De rechtbank leidt hieruit af dat Nederland in het kader van de informatie uitwisseling van het gemeenschappelijke onderzoeksteam voor Encrochat op zijn minst eenzelfde niveau van wetenschap had omtrent de intercepties als ware zij per formulier genotificeerd als bedoeld in artikel 31 van Richtlijn 2014/41/EU.
De rechtbank overweegt verder dat uit de genoemde 126uba en 126t Sv-machtigingen door de rechter-commissaris (zoals geciteerd in ECLI:NL:HR:2023:913) ook blijkt dat er, mede vanwege de inbreuk op de persoonlijke levenssfeer die gemaakt zou kunnen worden en teneinde de belangen van de verdediging in de zin van artikel 6 EVRM te waarborgen, ten aanzien van Nederlandse gebruikers een extra rechterlijke toetsing naar Nederlandse maatstaven is aangelegd en dat er in dat kader ook (extra) voorwaarden aan de aangekondigde interceptie zijn gesteld. Daarmee is naar het oordeel van de rechtbank materieel voldaan aan hetgeen het Hof van Justitie in het arrest van 30 april 2024 vereist ter zake waarborgen voor gebruikers van communicatiemiddelen waarvan interceptie plaatsvindt op het grondgebied van een lidstaat door opsporingsdiensten van een andere lidstaat, zonder technische bijstand van de lidstaat waar die gebruikers zich bevinden.

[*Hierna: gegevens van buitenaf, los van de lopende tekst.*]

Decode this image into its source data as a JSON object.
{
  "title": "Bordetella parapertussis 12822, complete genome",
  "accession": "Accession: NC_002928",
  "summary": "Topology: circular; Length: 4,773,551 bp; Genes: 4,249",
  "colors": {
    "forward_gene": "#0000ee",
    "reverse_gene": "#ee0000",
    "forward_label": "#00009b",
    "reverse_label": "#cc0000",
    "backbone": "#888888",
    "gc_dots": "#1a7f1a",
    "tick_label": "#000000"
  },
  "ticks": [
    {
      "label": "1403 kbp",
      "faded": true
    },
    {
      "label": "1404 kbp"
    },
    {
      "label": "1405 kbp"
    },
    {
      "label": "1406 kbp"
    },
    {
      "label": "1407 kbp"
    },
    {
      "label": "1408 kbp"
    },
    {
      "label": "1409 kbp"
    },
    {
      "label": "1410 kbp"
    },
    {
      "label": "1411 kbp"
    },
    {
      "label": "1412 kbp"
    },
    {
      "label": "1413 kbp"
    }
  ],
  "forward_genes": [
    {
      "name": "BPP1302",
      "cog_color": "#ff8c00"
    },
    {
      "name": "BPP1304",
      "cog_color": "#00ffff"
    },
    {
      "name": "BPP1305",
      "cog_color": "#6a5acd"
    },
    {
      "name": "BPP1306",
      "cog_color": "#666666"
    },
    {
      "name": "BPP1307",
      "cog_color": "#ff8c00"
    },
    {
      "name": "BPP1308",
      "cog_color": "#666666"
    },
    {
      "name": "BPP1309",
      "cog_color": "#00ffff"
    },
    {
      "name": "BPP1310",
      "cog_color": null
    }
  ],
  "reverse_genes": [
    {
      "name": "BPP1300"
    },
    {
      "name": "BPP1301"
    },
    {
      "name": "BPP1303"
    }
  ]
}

Gelet op het voorgaande ziet de rechtbank geen aanleiding tot het aanhouden van de zaak teneinde de verdediging in de gelegenheid te stellen om prejudiciële vragen te stellen. De noodzaak van het voegen van de in punt 116 van de pleitaantekening genoemde stukken – voor zover beschikbaar - is naar het oordeel van de rechtbank indachtig hetgeen zij hiervoor heeft overwogen eveneens niet gebleken. De rechtbank wijst de verzoeken daarom af.

Beslissingen van de rechtbank

Wijst de verzoeken van de raadsvrouw af.
Het onderzoek ter terechtzitting wordt geschorst voor onbepaalde tijd, voor de inhoudelijke behandeling gaat de rechtbank vooralsnog uit van een tijdsduur van 240 tot 300 minuten.
De rechtbank beveelt de oproeping van de verdachte en de onmiddellijke kennisgeving
daarvan aan zijn raadsvrouw tegen de datum en het tijdstip waarop het onderzoek op de zitting wordt hervat.
Dit proces-verbaal is door de voorzitter en de griffier vastgesteld en ondertekend.